The end of a relationship can bring all kinds of sadness, anger and a level of mindfulness that didn’t exist when the relationship began. While time heals all wounds, over analysis can bring perspective and unnecessary hurt. I am grateful for the lessons and memories shared with this person, but I am more grateful to be single again. My soul, my mind and my wings feel free. I have no regret, only nostalgia.
The end of a job that helped rebuild my career. I’ve spent the last 2 years working in a challenging role that is now at a point of maturity. I used this job as a means to rebuild confidence in achieving the career that I dream of. The moment I set my mind to moving on, to the next challenge and salary band. Was the moment I achieved this next step. Learning to not get in your own way is an important lesson that served itself to me on a silver platter in that moment.

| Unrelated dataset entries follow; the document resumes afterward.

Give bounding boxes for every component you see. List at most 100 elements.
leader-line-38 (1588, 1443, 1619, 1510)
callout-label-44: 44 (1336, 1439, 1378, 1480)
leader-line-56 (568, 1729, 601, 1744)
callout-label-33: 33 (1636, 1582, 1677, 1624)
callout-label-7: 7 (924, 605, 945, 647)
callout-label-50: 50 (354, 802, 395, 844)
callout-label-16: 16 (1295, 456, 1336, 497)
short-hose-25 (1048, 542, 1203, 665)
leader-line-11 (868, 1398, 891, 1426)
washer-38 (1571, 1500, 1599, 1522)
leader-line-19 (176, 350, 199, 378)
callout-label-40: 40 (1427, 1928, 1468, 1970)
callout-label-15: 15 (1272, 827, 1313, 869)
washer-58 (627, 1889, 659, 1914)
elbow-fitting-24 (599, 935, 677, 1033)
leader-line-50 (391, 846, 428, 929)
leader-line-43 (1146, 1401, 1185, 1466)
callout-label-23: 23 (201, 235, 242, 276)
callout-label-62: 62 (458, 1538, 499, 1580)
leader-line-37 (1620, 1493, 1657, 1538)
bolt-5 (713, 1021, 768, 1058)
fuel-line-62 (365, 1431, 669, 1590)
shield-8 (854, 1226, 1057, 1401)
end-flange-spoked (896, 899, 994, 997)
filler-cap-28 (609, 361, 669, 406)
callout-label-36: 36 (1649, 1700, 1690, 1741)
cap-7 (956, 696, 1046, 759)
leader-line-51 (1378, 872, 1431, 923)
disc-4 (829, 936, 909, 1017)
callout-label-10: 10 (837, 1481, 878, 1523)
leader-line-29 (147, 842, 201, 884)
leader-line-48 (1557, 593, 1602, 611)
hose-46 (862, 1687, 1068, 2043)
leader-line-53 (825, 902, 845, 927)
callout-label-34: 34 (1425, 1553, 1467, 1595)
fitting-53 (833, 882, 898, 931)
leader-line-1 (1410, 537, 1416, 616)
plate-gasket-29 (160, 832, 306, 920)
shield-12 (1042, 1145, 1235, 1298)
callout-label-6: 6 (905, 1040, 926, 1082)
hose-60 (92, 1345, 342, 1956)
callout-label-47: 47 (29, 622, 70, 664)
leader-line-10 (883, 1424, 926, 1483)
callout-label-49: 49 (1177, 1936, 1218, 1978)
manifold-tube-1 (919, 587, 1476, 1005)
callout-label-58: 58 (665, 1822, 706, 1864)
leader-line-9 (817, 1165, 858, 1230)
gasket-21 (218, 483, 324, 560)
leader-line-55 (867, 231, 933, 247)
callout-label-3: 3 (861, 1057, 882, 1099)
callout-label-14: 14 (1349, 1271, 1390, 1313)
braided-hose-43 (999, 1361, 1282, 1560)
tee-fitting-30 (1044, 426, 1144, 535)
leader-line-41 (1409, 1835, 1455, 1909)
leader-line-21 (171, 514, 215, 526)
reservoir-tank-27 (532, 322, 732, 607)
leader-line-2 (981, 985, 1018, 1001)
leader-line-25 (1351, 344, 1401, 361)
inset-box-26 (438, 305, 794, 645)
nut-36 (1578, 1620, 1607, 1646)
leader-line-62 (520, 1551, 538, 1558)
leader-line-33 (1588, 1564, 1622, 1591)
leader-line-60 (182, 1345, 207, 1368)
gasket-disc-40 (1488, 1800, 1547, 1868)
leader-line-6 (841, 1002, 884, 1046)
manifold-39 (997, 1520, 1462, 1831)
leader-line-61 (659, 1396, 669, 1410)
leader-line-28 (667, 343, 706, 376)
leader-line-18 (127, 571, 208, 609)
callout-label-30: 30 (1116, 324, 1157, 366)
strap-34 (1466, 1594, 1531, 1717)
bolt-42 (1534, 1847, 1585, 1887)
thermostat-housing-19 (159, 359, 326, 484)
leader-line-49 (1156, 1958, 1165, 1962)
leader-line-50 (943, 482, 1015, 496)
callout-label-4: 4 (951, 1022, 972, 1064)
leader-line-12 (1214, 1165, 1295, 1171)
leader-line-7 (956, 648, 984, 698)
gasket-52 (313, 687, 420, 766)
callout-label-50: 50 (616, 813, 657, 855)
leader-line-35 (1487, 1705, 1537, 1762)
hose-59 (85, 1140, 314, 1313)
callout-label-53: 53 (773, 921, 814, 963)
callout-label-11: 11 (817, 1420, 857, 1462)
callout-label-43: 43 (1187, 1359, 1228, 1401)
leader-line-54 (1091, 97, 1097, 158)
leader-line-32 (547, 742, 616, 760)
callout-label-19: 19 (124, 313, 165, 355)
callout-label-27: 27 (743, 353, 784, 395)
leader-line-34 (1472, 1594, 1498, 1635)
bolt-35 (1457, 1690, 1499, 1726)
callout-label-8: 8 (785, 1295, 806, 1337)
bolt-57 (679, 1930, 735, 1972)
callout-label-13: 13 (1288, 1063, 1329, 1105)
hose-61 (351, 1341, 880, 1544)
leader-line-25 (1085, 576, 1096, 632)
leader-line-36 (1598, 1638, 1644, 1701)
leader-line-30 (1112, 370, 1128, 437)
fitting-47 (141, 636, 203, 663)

The end of Summer School at uni brought freedom to my mind. I’m halfway through my degree and do this part time at the end of a long day at work. I’ve reached burn out and it’s time to take a semester for myself and focus on my lifestyle and new job. I’m so proud of my achievements so far at Uni, but my goodness I am drained. I am mentally exhausted and burnt out. Sometimes its more important to take stock of your life and re calibrate, than it is to keep maintaining a speed that isn’t realistic right now.
There is no end to my travelling soul. A relationship ends, there will be another one at some point. A job ends, I’ve secured a better one in its place. A semester at Uni ends, give me a break and it will recommence a few months from now. But my traveller soul never stops dreaming, remembering and planning the next adventure I create for myself. This is a part of me that can never be hidden or stifled. It makes up so much of who I am and I’m genuinely proud of that.
I’m not everyone’s cup of tea… but the one for me probably drinks coffee anyway.